Bethel Birders Surpass Species Goal In 2016 Audubon Society Christmas Bird Count

Dec 19, 2016

Fred Broerman scans the sky for birds flying above Bethel's Lions Club Park, which overlooks the Kuskokwim River. Broerman was one of about a dozen citizen scientists who participated in Bethel's Audubon Society Christmas Bird Count on December 17, 2016.
Credit Katie Basile / KYUK

Around this time of year, people across North America look to the sky, their feeders, and the general outdoors to count birds.
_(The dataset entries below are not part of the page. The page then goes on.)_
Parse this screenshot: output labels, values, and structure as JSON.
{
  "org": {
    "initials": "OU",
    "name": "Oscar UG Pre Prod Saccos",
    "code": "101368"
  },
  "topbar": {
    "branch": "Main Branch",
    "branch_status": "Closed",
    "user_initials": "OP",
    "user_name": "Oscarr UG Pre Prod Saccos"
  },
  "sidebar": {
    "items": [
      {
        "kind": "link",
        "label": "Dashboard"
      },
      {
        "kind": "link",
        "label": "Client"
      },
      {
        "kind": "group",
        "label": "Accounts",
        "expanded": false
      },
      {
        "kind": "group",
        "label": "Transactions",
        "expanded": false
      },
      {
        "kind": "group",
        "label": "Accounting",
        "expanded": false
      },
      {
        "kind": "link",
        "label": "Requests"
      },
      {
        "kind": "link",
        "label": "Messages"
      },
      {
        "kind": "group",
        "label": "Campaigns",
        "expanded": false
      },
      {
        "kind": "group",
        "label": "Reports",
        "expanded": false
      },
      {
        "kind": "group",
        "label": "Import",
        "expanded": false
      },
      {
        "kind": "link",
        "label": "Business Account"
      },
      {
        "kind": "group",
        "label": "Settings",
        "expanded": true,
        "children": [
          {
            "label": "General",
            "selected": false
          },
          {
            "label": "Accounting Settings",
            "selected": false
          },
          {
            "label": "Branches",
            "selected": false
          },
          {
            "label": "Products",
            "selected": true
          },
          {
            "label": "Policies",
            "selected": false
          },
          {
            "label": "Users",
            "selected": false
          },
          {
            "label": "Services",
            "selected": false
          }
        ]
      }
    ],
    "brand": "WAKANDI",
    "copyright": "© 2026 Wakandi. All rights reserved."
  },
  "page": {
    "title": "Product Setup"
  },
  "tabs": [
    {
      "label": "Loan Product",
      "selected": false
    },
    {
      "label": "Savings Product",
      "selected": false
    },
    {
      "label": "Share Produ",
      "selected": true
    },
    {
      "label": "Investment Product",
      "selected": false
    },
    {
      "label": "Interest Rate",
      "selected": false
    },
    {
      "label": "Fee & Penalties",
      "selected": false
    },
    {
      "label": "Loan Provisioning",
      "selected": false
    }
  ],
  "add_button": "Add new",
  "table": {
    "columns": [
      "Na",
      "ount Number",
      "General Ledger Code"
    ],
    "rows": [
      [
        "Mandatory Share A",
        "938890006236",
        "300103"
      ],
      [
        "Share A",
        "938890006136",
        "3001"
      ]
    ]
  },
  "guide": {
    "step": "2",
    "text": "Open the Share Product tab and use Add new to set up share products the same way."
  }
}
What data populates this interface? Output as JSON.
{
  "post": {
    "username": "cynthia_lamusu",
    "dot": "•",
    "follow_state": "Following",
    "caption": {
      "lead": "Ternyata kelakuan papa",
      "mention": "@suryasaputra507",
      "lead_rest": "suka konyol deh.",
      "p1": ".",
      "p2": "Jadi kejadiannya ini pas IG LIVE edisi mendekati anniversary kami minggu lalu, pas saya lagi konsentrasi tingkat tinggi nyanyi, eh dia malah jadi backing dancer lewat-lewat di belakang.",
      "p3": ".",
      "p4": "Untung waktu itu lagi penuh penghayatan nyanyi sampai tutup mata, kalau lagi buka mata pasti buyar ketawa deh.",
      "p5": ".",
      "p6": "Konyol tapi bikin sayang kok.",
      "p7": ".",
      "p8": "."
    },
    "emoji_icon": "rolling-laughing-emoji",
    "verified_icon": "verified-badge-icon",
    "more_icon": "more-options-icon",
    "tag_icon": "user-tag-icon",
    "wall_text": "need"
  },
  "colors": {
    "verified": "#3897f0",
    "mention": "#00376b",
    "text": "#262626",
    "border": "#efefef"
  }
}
It’s known as the Audubon Society Christmas Bird Count, and birders in Bethel have been participating since 1980.

Bethel held its annual count Saturday and surpassed its goal of 10 bird species, counting 12 to 14. Kristine Sowl, a wildlife biologist with the U.S. Fish and Wildlife Service, organized the event. She says the numbers will be finalized later this week, but confirmed highlights include a great horned owl and a bald eagle. Sowl potted the eagle at the landfill.

Pine Grosbeak was one of the species spotted during Bethel's Audubon Society Christmas Bird Count on December 17, 2016.
Credit Katie Basile / KYUK

“I knew there had been a bald eagle hanging around Bethel in the dump area," Sowl said, "because a couple people have reported it. So I was hoping we’d get it for count, and actually I just got it by chance because I was trying to count ravens and it went flying by.”

Wet falling snow created low visibility at sunrise on Saturday, but blue skies appeared by the middle of the day for the dozen or so people participating in the count. Some walked miles around town holding binoculars; some watched feeders from their home windows; and others cruised Bethel's roads looking for movement in the trees.

The Christmas Bird Count began in 1900 in New York and has spread across the continent. It includes the Caribbean and Pacific islands, and the annual event now consists of more than 2,500 counts. The National Audubon Society runs the program to encourage bird conservation and to collect data showing how bird ranges have changed over time.